Wie ist so etwas möglich? "Innovativer Schiffbau sichert wettbewerbsfähige Arbeitsplätze" heißt das Programm des Bundes und der Länder, mit dem innovative Produkte und Verfahren im maritimen Sektor unterstützt werden. In den Förderrichtlinien steht geschrieben: "Innovationen im Sinne dieser Richtlinie sind industrielle Anwendungen von Produkten oder Verfahren, die im Vergleich zum Stand der Technik in der Schiffbauindustrie in der Europäischen Union technisch neu oder wesentlich verbessert sind und das Risiko eines technischen oder industriellen Fehlschlags bergen." Ein Fehlschlag war die Segeljacht nicht, so viel ist klar.

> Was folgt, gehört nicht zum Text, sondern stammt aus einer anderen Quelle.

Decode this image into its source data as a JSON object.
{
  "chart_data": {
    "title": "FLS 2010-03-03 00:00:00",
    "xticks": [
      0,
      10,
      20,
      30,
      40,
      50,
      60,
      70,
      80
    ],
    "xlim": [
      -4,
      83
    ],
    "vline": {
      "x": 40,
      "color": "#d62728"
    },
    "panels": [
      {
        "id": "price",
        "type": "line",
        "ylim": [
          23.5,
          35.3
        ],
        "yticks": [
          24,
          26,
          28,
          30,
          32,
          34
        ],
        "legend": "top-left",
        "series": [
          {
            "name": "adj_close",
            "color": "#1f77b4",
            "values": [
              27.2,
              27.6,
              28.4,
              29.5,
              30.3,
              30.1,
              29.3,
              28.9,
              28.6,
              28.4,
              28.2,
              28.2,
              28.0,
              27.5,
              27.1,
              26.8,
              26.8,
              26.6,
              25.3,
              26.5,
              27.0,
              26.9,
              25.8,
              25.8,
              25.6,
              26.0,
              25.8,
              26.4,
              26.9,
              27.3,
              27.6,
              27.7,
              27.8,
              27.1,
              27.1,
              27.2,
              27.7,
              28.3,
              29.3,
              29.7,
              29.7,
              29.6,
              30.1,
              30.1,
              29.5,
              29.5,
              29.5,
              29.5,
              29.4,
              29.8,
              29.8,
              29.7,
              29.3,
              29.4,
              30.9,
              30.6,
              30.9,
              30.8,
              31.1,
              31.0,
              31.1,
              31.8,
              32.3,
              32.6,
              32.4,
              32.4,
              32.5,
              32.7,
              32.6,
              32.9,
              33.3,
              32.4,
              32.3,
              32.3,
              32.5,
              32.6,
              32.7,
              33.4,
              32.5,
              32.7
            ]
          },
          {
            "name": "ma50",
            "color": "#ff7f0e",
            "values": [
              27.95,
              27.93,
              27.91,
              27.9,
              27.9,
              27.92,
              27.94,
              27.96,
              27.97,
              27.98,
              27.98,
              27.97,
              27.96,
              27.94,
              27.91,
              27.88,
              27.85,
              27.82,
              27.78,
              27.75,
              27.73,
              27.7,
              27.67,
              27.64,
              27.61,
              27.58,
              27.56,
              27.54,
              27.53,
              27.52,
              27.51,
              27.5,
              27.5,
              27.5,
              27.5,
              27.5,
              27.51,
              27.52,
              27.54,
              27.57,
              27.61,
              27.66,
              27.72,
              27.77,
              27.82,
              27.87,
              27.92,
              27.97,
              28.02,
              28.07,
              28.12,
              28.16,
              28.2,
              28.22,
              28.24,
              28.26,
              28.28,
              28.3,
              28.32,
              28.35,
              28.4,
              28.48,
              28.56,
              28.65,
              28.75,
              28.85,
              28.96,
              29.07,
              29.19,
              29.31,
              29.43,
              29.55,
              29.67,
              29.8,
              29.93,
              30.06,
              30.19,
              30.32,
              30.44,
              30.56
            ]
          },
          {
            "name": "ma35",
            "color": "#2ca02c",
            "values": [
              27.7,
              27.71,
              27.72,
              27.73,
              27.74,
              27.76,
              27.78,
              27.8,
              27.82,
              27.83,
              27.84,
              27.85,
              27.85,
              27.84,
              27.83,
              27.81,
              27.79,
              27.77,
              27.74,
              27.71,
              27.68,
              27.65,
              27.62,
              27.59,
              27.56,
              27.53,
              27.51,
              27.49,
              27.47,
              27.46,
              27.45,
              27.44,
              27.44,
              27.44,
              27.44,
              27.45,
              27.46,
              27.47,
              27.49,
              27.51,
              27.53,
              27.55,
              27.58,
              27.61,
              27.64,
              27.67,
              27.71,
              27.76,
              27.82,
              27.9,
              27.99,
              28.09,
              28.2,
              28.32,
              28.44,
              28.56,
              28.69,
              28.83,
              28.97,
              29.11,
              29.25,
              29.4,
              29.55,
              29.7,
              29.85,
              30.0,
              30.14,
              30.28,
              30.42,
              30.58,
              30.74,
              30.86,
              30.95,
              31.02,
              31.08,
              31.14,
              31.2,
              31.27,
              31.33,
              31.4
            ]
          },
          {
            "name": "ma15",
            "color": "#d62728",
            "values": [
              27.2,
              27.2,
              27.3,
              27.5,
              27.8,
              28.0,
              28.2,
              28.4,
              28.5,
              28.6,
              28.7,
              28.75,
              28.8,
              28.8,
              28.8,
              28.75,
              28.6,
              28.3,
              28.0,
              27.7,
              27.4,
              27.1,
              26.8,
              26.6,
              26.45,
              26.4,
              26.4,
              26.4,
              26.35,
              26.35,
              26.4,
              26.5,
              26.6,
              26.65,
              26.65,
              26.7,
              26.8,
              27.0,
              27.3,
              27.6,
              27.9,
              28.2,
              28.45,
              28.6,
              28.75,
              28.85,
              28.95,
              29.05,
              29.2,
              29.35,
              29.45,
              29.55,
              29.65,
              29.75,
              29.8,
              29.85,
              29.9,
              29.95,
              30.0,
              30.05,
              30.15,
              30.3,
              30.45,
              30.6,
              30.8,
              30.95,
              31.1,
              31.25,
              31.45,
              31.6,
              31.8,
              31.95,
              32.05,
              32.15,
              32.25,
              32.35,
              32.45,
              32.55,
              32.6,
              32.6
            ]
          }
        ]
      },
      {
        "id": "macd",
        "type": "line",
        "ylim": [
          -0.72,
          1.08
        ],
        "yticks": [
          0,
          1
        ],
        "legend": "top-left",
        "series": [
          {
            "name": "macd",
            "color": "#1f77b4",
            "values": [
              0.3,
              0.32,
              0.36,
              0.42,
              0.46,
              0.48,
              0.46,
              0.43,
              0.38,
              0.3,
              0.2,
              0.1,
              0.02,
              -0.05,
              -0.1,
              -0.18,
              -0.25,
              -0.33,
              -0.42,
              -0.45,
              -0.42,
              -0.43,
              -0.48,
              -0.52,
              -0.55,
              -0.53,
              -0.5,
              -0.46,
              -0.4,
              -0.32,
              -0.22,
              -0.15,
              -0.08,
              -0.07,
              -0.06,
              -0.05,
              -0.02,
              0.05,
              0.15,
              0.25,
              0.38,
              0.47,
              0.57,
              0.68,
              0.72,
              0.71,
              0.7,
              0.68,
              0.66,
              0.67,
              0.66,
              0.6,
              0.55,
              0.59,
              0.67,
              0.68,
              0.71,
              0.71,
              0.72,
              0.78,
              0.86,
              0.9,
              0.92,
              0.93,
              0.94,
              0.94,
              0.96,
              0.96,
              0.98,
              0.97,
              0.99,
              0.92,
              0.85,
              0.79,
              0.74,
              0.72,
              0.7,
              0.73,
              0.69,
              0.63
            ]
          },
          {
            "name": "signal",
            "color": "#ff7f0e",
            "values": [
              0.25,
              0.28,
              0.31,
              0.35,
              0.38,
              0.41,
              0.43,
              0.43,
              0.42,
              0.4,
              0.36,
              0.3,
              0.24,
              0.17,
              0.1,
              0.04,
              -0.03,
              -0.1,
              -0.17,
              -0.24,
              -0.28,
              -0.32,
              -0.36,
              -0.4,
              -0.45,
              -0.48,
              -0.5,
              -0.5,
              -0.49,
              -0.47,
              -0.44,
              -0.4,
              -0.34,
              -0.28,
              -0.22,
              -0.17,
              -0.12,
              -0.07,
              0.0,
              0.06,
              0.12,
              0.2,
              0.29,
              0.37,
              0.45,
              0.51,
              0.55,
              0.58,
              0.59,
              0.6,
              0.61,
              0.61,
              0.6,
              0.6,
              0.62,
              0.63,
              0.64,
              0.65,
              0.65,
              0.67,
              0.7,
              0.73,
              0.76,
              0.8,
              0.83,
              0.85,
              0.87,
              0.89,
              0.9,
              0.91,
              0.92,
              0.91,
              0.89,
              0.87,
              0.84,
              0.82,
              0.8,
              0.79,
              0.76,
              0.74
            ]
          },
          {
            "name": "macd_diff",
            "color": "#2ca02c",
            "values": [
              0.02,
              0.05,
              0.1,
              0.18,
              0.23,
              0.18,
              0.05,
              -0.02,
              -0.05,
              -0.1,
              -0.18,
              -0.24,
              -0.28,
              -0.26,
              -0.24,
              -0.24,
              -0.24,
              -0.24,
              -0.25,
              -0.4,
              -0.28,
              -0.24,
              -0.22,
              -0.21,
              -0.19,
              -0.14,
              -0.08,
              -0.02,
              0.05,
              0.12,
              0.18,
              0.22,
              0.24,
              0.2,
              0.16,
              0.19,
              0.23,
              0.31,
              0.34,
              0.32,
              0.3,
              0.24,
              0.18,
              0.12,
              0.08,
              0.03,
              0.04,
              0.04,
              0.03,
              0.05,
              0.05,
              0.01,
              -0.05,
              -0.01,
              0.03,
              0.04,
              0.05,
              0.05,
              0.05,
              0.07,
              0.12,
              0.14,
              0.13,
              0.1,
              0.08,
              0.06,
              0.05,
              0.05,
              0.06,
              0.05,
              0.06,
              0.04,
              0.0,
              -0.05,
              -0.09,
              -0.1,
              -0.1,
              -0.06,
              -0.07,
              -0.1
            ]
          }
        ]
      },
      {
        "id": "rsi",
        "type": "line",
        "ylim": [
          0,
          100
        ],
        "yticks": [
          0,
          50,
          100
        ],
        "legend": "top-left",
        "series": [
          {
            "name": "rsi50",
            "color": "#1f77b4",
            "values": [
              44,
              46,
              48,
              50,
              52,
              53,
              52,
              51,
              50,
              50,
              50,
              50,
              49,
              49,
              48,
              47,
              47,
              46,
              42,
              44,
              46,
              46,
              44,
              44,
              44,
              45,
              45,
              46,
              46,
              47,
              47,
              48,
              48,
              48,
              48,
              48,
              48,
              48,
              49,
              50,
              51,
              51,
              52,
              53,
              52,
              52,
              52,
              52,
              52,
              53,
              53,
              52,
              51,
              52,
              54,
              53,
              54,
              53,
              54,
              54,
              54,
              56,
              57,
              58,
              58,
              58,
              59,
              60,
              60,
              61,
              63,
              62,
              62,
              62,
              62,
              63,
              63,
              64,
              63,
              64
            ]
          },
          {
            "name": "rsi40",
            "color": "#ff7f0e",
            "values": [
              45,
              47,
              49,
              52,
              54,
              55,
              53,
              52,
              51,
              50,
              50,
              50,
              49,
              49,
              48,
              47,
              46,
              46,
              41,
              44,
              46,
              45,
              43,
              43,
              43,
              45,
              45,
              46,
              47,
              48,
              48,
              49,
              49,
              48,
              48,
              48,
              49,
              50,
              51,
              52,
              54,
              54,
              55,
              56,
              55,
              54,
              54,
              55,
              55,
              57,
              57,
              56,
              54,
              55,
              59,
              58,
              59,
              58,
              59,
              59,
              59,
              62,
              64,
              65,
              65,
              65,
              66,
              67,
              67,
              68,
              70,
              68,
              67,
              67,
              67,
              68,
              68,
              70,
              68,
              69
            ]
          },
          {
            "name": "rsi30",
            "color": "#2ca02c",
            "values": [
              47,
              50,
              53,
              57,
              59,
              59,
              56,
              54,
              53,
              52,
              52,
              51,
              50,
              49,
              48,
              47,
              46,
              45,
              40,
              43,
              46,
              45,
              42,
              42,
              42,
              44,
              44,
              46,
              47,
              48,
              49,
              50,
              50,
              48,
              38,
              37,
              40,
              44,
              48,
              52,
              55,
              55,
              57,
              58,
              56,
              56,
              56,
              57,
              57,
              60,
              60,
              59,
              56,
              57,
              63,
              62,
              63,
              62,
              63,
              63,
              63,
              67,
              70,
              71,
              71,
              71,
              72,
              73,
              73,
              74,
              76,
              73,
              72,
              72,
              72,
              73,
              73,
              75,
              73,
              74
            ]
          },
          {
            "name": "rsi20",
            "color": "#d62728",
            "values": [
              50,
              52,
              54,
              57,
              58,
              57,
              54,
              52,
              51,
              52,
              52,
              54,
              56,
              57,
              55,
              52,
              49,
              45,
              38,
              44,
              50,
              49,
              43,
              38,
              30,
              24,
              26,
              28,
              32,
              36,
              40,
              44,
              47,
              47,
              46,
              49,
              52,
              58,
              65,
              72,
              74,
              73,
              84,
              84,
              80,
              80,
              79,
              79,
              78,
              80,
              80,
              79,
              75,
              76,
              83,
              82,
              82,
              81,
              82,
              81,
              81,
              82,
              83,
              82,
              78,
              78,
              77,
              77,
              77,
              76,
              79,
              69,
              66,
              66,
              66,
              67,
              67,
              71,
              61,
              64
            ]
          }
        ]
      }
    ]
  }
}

Weit über 3 Millionen Euro Förderung
Die Unternehmen bekommen Aufträge und können dann Fördermittel für die Durchführung der Projekte beantragen. Das tat offensichtlich auch die Nobiskrug-Werft, als sie den Auftrag für die größte Segeljacht der Welt erhielt. In den exklusiven Dokumenten ist die "A" noch unter ihrem Arbeitstitel "White Pearl" zu finden. Aus dem vertraulichen Dokument, das die Zahlen der Fördermaßnahmen einzeln aufführt und t-online vorliegt, gehen mindestens vier Raten hervor, die die Werft erhielt. Betreff: "White Pearl". Insgesamt deutlich mehr als 3 Millionen Euro – gleichermaßen bezahlt aus Bundes- und Landesmitteln.
Die Förderung hat den Vorteil, dass Arbeitsplätze in der Region gesichert werden und häufig sowieso strauchelnde Unternehmen wie die Nobiskrug-Werft zumindest eine Finanzspritze bekommen. Auf der anderen Seite werden so auch russische Oligarchen und deren Größenwahn unterstützt. Im Übrigen: Einige Jahre nach dem Bau der Oligarchen-Jacht musste die Nobiskrug-Werft trotzdem Insolvenz anmelden. Sie wurde von der Flensburger FSG-Werft aufgekauft.
Auf der Internetseite der EU-Kommission sind die Förderungen für die Werft veröffentlicht; bei Beträgen ab 500.000 Euro ist das Pflicht. Acht Millionen Euro hat die Werft in dem Förderprogramm demnach erhalten – ob und wie viel davon tatsächlich in den Bau der "A" geflossen sind, dazu hat das Unternehmen bislang keine Auskunft gegeben. Das Dokument, das t-online vorliegt, zeigt: Es waren gut drei Millionen Euro. Wenn nicht sogar mehr.